Some might draw a closer comparison to the MacBook Pro, although this is also a case of swings and roundabouts. The MacBook Pro is the more muscle-bound of the pair, with full-throttle Core 2 Duo processors from 2.2GHz to 2.6GHz rather than the X300's 1.2GHz low voltage Core 2 Duo ‘mini-Merom' (officially it's the Intel SL7100 LV), which is a 60% shrink of Intel's off-the-shelf Merom mobile processor. And the MacBook Pro will almost certainly sprint further ahead within the next few weeks, based on a rumoured impending upgrade to the fresh-baked 45nm ‘Penryn' notebook superslab.
That said, the ThinkPad X300 certainly wins out in size - its profile tapers from 2.35cm to 1.86cm from wedge-to-edge against the MacBook Pro's 2.6cm, and at 1.4kg the X300 is almost 1kg lighter than Apple's sleek silver beast. Add the solid state drive (albeit only 64GB) and options for HSDPA and second battery, and things are looking sweet for Lenovo.

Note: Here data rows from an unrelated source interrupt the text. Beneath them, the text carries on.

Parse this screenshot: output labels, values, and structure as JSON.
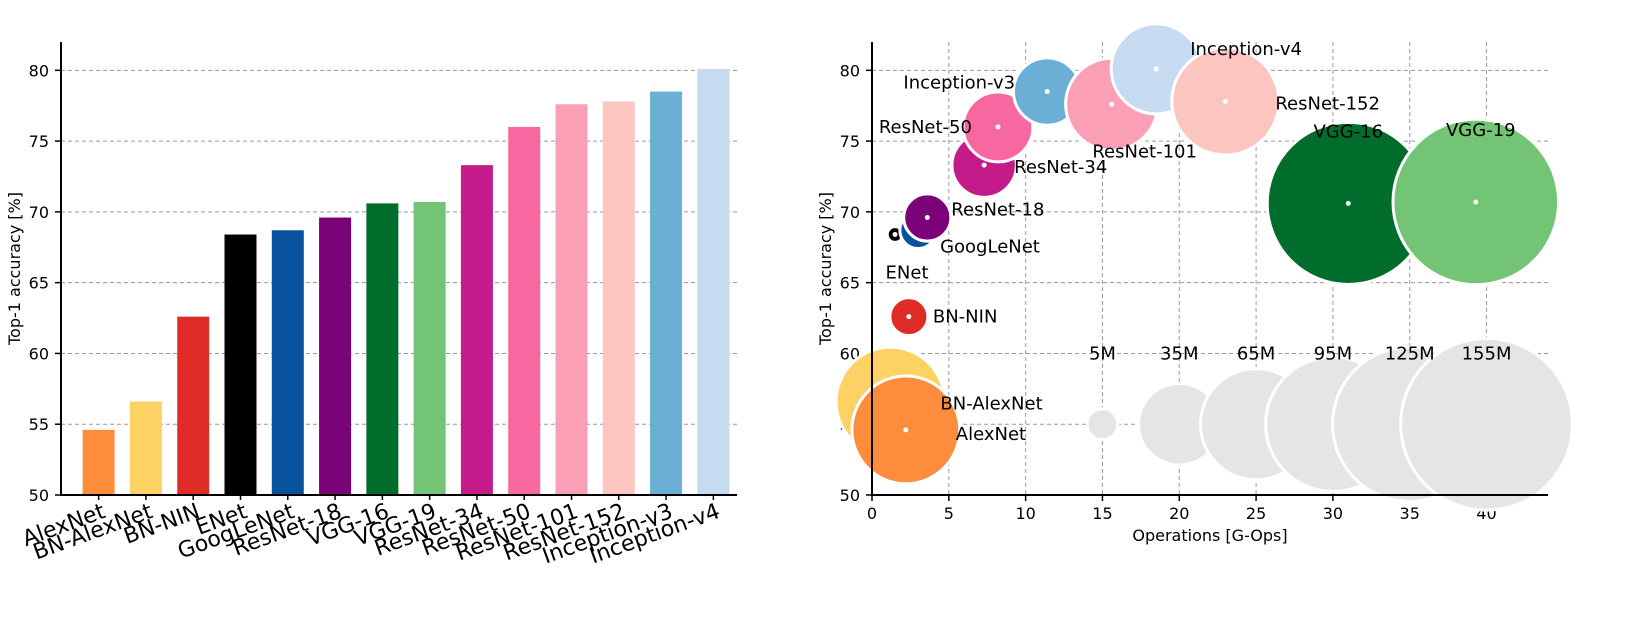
{
  "chart_data": [
    {
      "type": "bar",
      "ylabel": "Top-1 accuracy [%]",
      "ylim": [
        50,
        82
      ],
      "yticks": [
        50,
        55,
        60,
        65,
        70,
        75,
        80
      ],
      "grid": true,
      "categories": [
        "AlexNet",
        "BN-AlexNet",
        "BN-NIN",
        "ENet",
        "GoogLeNet",
        "ResNet-18",
        "VGG-16",
        "VGG-19",
        "ResNet-34",
        "ResNet-50",
        "ResNet-101",
        "ResNet-152",
        "Inception-v3",
        "Inception-v4"
      ],
      "values": [
        54.6,
        56.6,
        62.6,
        68.4,
        68.7,
        69.6,
        70.6,
        70.7,
        73.3,
        76.0,
        77.6,
        77.8,
        78.5,
        80.1
      ],
      "colors": [
        "#fd8d3c",
        "#fed165",
        "#de2d26",
        "#000000",
        "#08519c",
        "#7a0177",
        "#006d2c",
        "#74c476",
        "#c51b8a",
        "#f768a1",
        "#fa9fb5",
        "#fcc5c0",
        "#6baed6",
        "#c6dbef"
      ]
    },
    {
      "type": "scatter",
      "subtype": "bubble",
      "xlabel": "Operations [G-Ops]",
      "ylabel": "Top-1 accuracy [%]",
      "xlim": [
        0,
        44
      ],
      "ylim": [
        50,
        82
      ],
      "xticks": [
        0,
        5,
        10,
        15,
        20,
        25,
        30,
        35,
        40
      ],
      "yticks": [
        50,
        55,
        60,
        65,
        70,
        75,
        80
      ],
      "grid": true,
      "points": [
        {
          "name": "BN-AlexNet",
          "x": 1.2,
          "y": 56.6,
          "params_m": 62,
          "color": "#fed165"
        },
        {
          "name": "AlexNet",
          "x": 2.2,
          "y": 54.6,
          "params_m": 61,
          "color": "#fd8d3c"
        },
        {
          "name": "BN-NIN",
          "x": 2.4,
          "y": 62.6,
          "params_m": 7.6,
          "color": "#de2d26"
        },
        {
          "name": "ENet",
          "x": 1.5,
          "y": 68.4,
          "params_m": 0.4,
          "color": "#000000"
        },
        {
          "name": "GoogLeNet",
          "x": 3.0,
          "y": 68.7,
          "params_m": 7,
          "color": "#08519c"
        },
        {
          "name": "ResNet-18",
          "x": 3.6,
          "y": 69.6,
          "params_m": 11.7,
          "color": "#7a0177"
        },
        {
          "name": "ResNet-34",
          "x": 7.3,
          "y": 73.3,
          "params_m": 21.8,
          "color": "#c51b8a"
        },
        {
          "name": "ResNet-50",
          "x": 8.2,
          "y": 76.0,
          "params_m": 25.6,
          "color": "#f768a1"
        },
        {
          "name": "Inception-v3",
          "x": 11.4,
          "y": 78.5,
          "params_m": 23.8,
          "color": "#6baed6"
        },
        {
          "name": "ResNet-101",
          "x": 15.6,
          "y": 77.6,
          "params_m": 44.5,
          "color": "#fa9fb5"
        },
        {
          "name": "Inception-v4",
          "x": 18.5,
          "y": 80.1,
          "params_m": 42.7,
          "color": "#c6dbef"
        },
        {
          "name": "ResNet-152",
          "x": 23.0,
          "y": 77.8,
          "params_m": 60.2,
          "color": "#fcc5c0"
        },
        {
          "name": "VGG-16",
          "x": 31.0,
          "y": 70.6,
          "params_m": 138,
          "color": "#006d2c"
        },
        {
          "name": "VGG-19",
          "x": 39.3,
          "y": 70.7,
          "params_m": 144,
          "color": "#74c476"
        }
      ],
      "size_legend": {
        "y": 55,
        "color": "#e5e5e5",
        "items": [
          {
            "label": "5M",
            "x": 15,
            "params_m": 5
          },
          {
            "label": "35M",
            "x": 20,
            "params_m": 35
          },
          {
            "label": "65M",
            "x": 25,
            "params_m": 65
          },
          {
            "label": "95M",
            "x": 30,
            "params_m": 95
          },
          {
            "label": "125M",
            "x": 35,
            "params_m": 125
          },
          {
            "label": "155M",
            "x": 40,
            "params_m": 155
          }
        ]
      }
    }
  ]
}
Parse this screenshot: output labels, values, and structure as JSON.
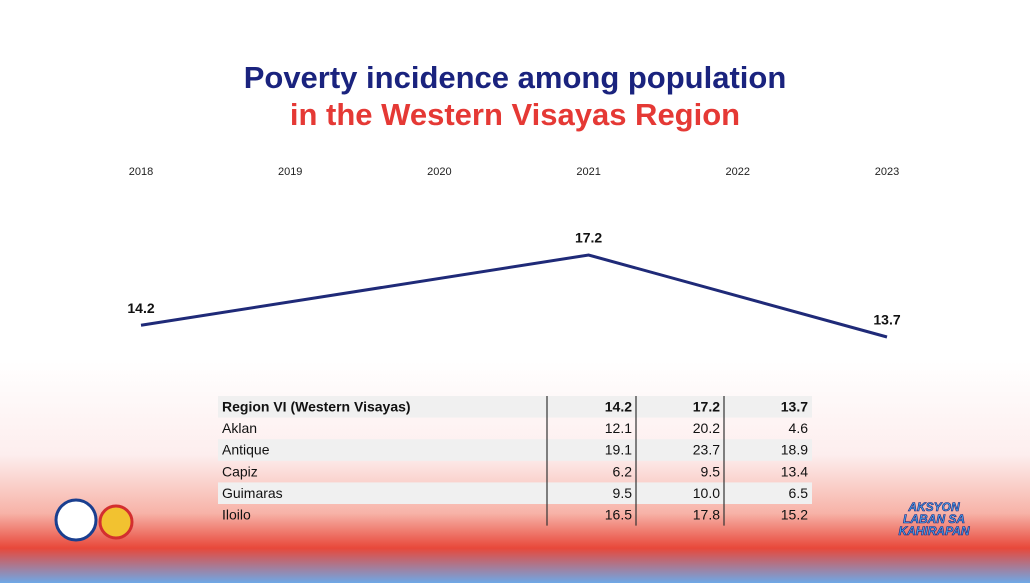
{
  "chart_data": {
    "type": "line",
    "title": "Poverty incidence among population",
    "subtitle": "in the Western Visayas Region",
    "x": [
      2018,
      2021,
      2023
    ],
    "xlim": [
      2018,
      2023
    ],
    "xticks": [
      2018,
      2019,
      2020,
      2021,
      2022,
      2023
    ],
    "values": [
      14.2,
      17.2,
      13.7
    ],
    "color": "#1f2a78"
  },
  "table": {
    "rows": [
      [
        "Region VI (Western Visayas)",
        "14.2",
        "17.2",
        "13.7"
      ],
      [
        "Aklan",
        "12.1",
        "20.2",
        "4.6"
      ],
      [
        "Antique",
        "19.1",
        "23.7",
        "18.9"
      ],
      [
        "Capiz",
        "6.2",
        "9.5",
        "13.4"
      ],
      [
        "Guimaras",
        "9.5",
        "10.0",
        "6.5"
      ],
      [
        "Iloilo",
        "16.5",
        "17.8",
        "15.2"
      ]
    ]
  },
  "branding": [
    "AKSYON",
    "LABAN SA",
    "KAHIRAPAN"
  ]
}
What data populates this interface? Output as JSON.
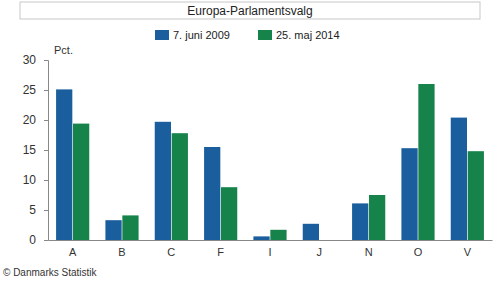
{
  "chart_data": {
    "type": "bar",
    "title": "Europa-Parlamentsvalg",
    "ylabel": "Pct.",
    "source": "© Danmarks Statistik",
    "categories": [
      "A",
      "B",
      "C",
      "F",
      "I",
      "J",
      "N",
      "O",
      "V"
    ],
    "series": [
      {
        "name": "7. juni 2009",
        "color": "#1a5e9e",
        "values": [
          25.1,
          3.3,
          19.7,
          15.5,
          0.6,
          2.7,
          6.1,
          15.3,
          20.4
        ]
      },
      {
        "name": "25. maj 2014",
        "color": "#15834a",
        "values": [
          19.4,
          4.1,
          17.8,
          8.8,
          1.7,
          null,
          7.5,
          26.0,
          14.8
        ]
      }
    ],
    "ylim": [
      0,
      30
    ],
    "yticks": [
      0,
      5,
      10,
      15,
      20,
      25,
      30
    ],
    "grid": false,
    "legend": "top"
  }
}
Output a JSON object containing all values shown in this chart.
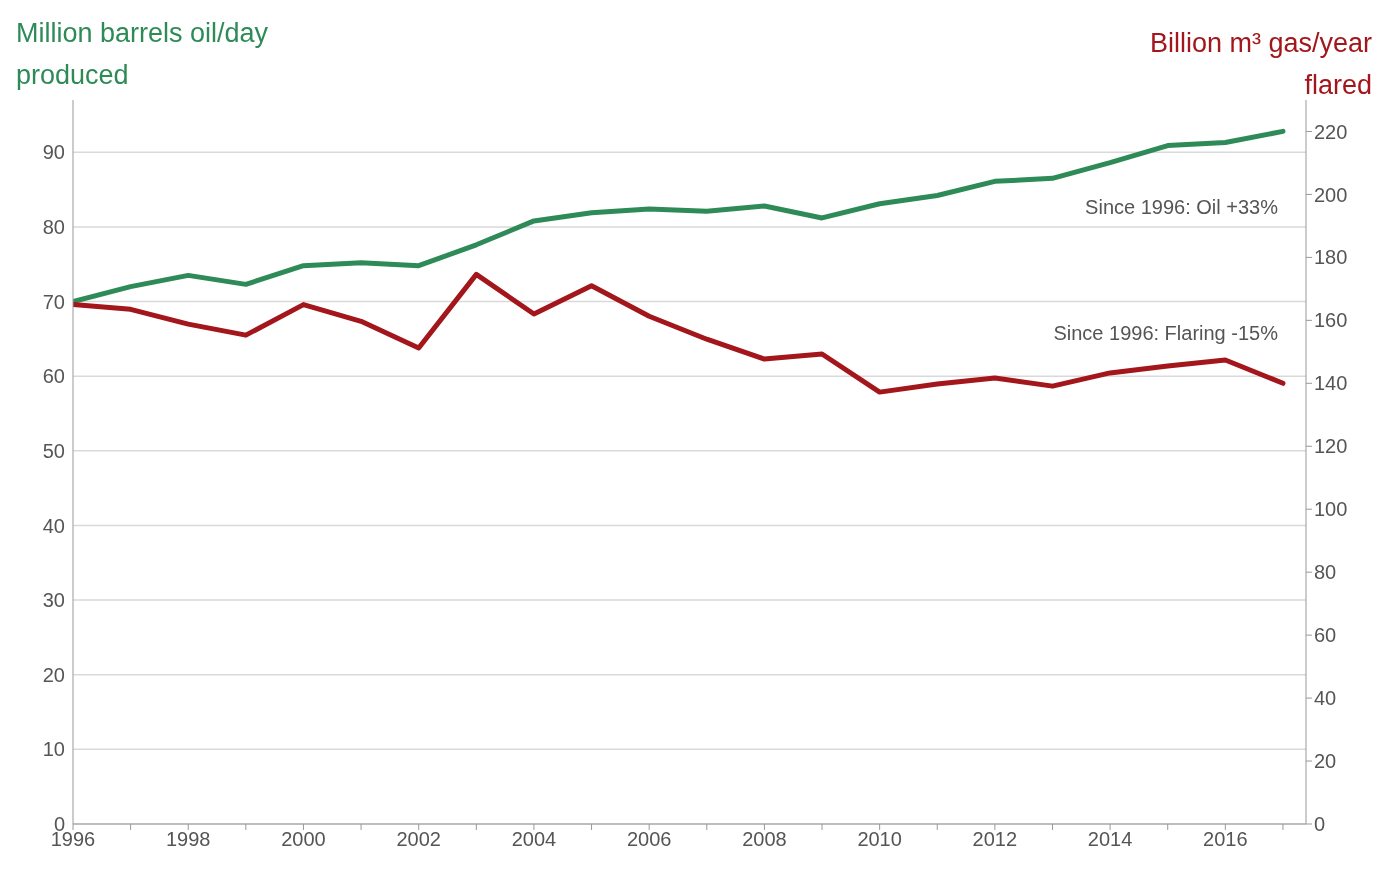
{
  "chart_data": {
    "type": "line",
    "ylabel": "Million barrels oil/day produced",
    "y2label": "Billion m³ gas/year flared",
    "x": [
      1996,
      1997,
      1998,
      1999,
      2000,
      2001,
      2002,
      2003,
      2004,
      2005,
      2006,
      2007,
      2008,
      2009,
      2010,
      2011,
      2012,
      2013,
      2014,
      2015,
      2016,
      2017
    ],
    "series": [
      {
        "color": "#2e8b57",
        "values": [
          70,
          72,
          73.5,
          72.3,
          74.8,
          75.2,
          74.8,
          77.6,
          80.8,
          81.9,
          82.4,
          82.1,
          82.8,
          81.2,
          83.1,
          84.2,
          86.1,
          86.5,
          88.6,
          90.9,
          91.3,
          92.8
        ]
      },
      {
        "color": "#a3161b",
        "axis": "y2",
        "values": [
          165,
          163.5,
          158.8,
          155.3,
          165,
          159.7,
          151.2,
          174.6,
          162,
          171,
          161.3,
          154,
          147.7,
          149.3,
          137.2,
          139.8,
          141.7,
          139.1,
          143.3,
          145.5,
          147.4,
          140
        ]
      }
    ],
    "xlim": [
      1996,
      2017.4
    ],
    "xticks": [
      1996,
      {
        "value": 1997,
        "label": null
      },
      1998,
      {
        "value": 1999,
        "label": null
      },
      2000,
      {
        "value": 2001,
        "label": null
      },
      2002,
      {
        "value": 2003,
        "label": null
      },
      2004,
      {
        "value": 2005,
        "label": null
      },
      2006,
      {
        "value": 2007,
        "label": null
      },
      2008,
      {
        "value": 2009,
        "label": null
      },
      2010,
      {
        "value": 2011,
        "label": null
      },
      2012,
      {
        "value": 2013,
        "label": null
      },
      2014,
      {
        "value": 2015,
        "label": null
      },
      2016,
      {
        "value": 2017,
        "label": null
      }
    ],
    "ylim": [
      0,
      97
    ],
    "yticks": [
      0,
      10,
      20,
      30,
      40,
      50,
      60,
      70,
      80,
      90
    ],
    "y2lim": [
      0,
      230
    ],
    "y2ticks": [
      0,
      20,
      40,
      60,
      80,
      100,
      120,
      140,
      160,
      180,
      200,
      220
    ],
    "grid": "y",
    "marker": "none",
    "line_style": "solid",
    "annotations": [
      "Since 1996: Oil +33%",
      "Since 1996: Flaring -15%"
    ]
  }
}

But perhaps the most significant factor in the X300's favour is its footprint. Apple has steadfastly refused to produce a sub-15.4in version of the MacBook Pro, perhaps feeling that this would eat into the sales of its popular 13.3in MacBook. Having learned its lesson from the hydra-like product lines of the mid-90s, which returning messiah Steve Jobs pared back to a simpler set, Apple is today incredibly savvy at differentiation: separating and scaling its products so that there are natural landing points for almost any customer, coupled with enticing one-step-up paths that substantially boost feature set, ticket price and profit margin.
Black beauty: The black finish and classic 'Bento box' styling of the Thinkpad isn't to everyone's taste, but it looks far better than most laptops from the world of Windows |
Anyway, no matter which Mac you set as Apple's benchmark, there's an awful lot to like about the ThinkPad X300. But of course, one feature would send Apple fans shrieking and running like vampires from a crucifix-carrying garlic salesman at high noon. That 'feature' is the bundled OS.
No matter than you can nominate XP or Vista - for many folk, and not just the die-hard Macolytes, this is still a second-rate choice compared to Mac OS X.
This writer is one who'd happily embrace an X300 running Mac OS X. I've owned several ThinkPads and delighted in them every time. Yet I've had few fond glances back at the world of Windows since switching to the Mac (specifically, a MacBook) as my full-time working and writing machine. So what if they could be combined?
What if the X300 could be transformed, indeed transfigured, from a Windows notebook to a ‘Hackintosh' - a standard PC running Apple's shiny OS?
It's certainly do-able, thanks to ongoing work on what's called the OSx86 project. This can employ a standard OS X install DVD and an install patch, or a pre-patched installer image containing a modified version of the OS.
The current OS X 10.5 Leopard has already succumbed to Team Hackintosh, although installation isn't always easy. Happily there are several online tutorials, active discussion forums and wikis to ease your path to creating the Air's heir apparent.
Hackintosh: OS X meets Dell (or any other off-the-shelf PC system you care to name) |
The legality of the hybrid Hackintosh is a curious thing. Apple hasn't set their lawyers onto anyone (at least, not that we've heard of). Indeed, the licence for OS X itself is a bit vague and open to interpretation, specifically the note that "this license allows you to install and use one copy of the Apple Software on a single Apple-labelled computer at a time".
Not a computer made by Apple, but an ‘Apple-labelled' computer - a computer bearing a label that says ‘Apple'. This could arguably be considered to include an Apple sticker or even a Dymo label bearing the word ‘Apple'!